SAN FRANCISCO -- A Los Angeles-based gay rights group that launched the federal challenge of Proposition 8 has hired high-powered attorneys Theodore B. Olson and David Boies to challenge Virginia’s ban on same-sex marriage.
The American Foundation for Equal Rights, started by a political strategist with support from Hollywood, announced Monday that the two legal luminaries who led the fight against California’s gay marriage ban would join a federal lawsuit to overturn Virginia’s prohibition.
The addition of Olson and Boies, Supreme Court practitioners on opposite ends of the political spectrum, suggests that Virginia's ban may become the next case to test gay marriage before the high court.
The court put an end to Proposition 8, a 2008 ballot measure that barred gay marriage in California, in a narrow procedural ruling that left state bans in place elsewhere.
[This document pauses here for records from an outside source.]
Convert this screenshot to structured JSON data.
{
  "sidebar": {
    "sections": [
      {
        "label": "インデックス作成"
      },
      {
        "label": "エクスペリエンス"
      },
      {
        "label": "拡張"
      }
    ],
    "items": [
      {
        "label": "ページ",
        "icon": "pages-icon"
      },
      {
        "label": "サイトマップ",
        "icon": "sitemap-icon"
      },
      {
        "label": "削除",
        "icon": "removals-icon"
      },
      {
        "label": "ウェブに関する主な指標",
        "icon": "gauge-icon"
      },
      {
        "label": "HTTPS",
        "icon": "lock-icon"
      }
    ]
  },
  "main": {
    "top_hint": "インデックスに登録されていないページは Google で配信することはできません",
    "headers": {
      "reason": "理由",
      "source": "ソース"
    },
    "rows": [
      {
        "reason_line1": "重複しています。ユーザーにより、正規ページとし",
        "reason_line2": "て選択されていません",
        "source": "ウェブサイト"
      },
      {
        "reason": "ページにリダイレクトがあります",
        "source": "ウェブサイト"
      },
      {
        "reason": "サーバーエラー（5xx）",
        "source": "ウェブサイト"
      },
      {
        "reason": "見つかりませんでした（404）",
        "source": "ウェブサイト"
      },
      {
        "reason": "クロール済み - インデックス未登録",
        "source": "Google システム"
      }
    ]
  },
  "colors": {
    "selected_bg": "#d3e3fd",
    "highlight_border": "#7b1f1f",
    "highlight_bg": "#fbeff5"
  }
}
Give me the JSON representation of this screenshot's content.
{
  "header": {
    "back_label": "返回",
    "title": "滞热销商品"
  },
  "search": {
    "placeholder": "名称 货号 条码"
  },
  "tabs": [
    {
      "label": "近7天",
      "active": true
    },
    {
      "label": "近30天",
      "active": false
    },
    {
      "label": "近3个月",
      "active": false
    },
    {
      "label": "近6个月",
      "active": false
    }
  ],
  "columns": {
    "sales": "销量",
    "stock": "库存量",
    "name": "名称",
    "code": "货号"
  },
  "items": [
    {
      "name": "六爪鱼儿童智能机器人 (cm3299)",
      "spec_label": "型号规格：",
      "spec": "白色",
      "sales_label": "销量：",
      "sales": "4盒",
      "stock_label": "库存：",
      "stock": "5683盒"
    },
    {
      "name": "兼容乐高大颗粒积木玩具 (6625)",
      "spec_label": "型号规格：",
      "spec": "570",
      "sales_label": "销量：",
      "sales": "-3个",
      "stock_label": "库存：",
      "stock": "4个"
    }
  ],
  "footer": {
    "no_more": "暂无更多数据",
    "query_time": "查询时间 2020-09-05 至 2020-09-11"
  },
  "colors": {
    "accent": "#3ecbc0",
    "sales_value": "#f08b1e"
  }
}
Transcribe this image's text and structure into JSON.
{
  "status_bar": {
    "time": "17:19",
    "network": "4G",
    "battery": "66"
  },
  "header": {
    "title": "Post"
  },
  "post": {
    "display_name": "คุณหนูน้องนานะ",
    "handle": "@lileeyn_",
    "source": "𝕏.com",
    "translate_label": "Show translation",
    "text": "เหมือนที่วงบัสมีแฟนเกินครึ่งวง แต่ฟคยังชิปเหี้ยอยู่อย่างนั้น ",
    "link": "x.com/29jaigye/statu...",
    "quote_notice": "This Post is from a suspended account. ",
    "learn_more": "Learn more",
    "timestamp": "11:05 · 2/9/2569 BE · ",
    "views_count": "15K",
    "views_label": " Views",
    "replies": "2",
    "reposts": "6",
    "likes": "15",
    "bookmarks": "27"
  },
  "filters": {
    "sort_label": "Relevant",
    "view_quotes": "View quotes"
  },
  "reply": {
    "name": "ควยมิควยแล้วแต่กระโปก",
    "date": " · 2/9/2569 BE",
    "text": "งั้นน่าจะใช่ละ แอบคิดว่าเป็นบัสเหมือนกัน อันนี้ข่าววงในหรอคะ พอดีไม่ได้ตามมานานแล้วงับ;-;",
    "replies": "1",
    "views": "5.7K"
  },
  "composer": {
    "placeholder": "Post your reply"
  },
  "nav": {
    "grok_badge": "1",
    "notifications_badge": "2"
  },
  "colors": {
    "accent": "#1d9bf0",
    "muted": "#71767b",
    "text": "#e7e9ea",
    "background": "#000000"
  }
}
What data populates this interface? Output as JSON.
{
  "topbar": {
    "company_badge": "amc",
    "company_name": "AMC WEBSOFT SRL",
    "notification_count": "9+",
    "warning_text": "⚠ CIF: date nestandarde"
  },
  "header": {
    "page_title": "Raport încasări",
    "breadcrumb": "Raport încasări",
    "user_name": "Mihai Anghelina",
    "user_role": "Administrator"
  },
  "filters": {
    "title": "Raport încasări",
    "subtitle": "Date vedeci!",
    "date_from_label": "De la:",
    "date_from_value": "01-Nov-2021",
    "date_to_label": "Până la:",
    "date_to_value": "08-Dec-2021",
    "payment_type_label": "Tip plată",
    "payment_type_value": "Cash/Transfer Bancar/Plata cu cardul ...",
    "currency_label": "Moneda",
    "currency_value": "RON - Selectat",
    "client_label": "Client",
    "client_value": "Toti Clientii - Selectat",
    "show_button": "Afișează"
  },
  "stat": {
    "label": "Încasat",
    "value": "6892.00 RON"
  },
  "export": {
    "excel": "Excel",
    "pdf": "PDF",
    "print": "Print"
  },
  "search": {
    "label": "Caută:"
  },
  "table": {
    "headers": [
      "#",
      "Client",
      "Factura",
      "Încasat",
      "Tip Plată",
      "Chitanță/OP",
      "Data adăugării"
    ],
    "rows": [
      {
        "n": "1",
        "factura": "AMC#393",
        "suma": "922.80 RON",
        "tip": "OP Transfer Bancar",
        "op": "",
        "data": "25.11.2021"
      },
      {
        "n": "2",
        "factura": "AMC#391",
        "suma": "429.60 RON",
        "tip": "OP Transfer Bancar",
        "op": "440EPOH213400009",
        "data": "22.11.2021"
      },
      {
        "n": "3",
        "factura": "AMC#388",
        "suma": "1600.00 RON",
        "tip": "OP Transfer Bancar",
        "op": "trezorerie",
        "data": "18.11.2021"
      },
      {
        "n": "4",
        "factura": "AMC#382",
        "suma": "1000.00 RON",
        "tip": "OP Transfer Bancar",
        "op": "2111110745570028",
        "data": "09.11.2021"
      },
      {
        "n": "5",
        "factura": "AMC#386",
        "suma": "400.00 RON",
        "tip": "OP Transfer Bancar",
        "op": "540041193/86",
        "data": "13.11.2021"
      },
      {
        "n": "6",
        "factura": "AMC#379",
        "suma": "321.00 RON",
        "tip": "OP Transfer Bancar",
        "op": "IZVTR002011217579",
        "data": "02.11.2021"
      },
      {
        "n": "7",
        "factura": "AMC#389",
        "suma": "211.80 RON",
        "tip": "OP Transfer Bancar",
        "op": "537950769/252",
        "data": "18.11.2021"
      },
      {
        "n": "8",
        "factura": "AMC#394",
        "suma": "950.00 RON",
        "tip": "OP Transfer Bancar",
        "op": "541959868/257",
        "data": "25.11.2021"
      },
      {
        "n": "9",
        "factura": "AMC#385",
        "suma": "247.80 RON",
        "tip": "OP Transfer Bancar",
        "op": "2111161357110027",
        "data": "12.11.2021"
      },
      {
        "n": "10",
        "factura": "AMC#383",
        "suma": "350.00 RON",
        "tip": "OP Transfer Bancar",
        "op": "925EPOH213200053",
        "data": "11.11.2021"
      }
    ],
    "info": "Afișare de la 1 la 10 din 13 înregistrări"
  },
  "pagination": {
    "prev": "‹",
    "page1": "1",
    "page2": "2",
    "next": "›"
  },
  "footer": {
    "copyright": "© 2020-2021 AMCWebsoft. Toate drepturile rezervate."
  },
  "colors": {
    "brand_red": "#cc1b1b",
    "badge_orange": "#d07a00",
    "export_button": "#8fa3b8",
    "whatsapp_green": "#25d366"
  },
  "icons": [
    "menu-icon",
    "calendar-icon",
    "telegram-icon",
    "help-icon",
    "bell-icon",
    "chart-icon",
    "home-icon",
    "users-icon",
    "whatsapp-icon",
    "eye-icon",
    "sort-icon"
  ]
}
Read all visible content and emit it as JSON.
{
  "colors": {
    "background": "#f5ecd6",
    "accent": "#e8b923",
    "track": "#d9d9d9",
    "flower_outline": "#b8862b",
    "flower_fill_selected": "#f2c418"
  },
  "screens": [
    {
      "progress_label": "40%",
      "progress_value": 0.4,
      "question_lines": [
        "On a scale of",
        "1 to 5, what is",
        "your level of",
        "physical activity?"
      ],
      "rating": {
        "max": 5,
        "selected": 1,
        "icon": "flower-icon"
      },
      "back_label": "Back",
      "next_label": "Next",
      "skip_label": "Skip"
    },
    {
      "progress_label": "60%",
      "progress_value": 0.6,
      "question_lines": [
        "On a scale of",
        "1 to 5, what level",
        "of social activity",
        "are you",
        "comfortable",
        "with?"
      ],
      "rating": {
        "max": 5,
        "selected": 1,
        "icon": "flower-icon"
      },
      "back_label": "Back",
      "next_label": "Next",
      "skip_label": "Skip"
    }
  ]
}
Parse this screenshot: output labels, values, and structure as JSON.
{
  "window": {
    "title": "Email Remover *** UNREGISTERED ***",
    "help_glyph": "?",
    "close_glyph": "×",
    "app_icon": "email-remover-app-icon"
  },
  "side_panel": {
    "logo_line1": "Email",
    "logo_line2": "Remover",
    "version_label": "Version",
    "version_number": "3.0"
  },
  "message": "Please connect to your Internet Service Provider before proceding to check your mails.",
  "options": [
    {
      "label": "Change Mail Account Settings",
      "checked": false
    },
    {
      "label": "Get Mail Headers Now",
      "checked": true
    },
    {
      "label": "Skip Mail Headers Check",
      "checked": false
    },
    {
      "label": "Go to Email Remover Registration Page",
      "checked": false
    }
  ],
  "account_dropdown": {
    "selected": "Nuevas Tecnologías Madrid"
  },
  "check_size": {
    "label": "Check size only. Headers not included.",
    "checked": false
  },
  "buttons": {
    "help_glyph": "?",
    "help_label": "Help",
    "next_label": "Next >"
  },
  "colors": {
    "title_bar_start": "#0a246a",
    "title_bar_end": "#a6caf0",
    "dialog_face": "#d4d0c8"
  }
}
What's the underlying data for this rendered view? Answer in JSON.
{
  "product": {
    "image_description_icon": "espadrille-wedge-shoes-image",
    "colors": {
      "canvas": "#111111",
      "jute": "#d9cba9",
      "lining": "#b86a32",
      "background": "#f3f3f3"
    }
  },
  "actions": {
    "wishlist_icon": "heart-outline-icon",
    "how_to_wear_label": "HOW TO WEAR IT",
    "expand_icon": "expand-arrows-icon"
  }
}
Gay rights activists are hoping the next marriage case will prod the court to overturn bans nationwide on constitutional grounds.
The ACLU and Lambda Legal, a gay rights group, also are challenging Virginia’s ban in a class action lawsuit filed in a different federal court in the state.
“As a Virginian and a conservative, I believe these laws stand against the very principles of our nation’s founding,” Olson said.
Boies noted that a challenge to Virginia’s ban on interracial marriage led to the Supreme Court’s 1967 landmark ruling in Loving vs. Virginia, which ended restrictions on mixed-race marriages nationwide. Gay rights lawyers have cited that ruling in arguing for same-sex marriage.
“Virginia gave us the first marriage equality case — and the one that most clearly established that the right to marry the person you love is a fundamental right of all Americans,” Boies said. “It’s fitting, then, that Virginia be the battleground for another great test of that principle.”
Virginia amended its constitution in 2006 to ban same-sex couples from marrying. It is one of 37 states with such a prohibition.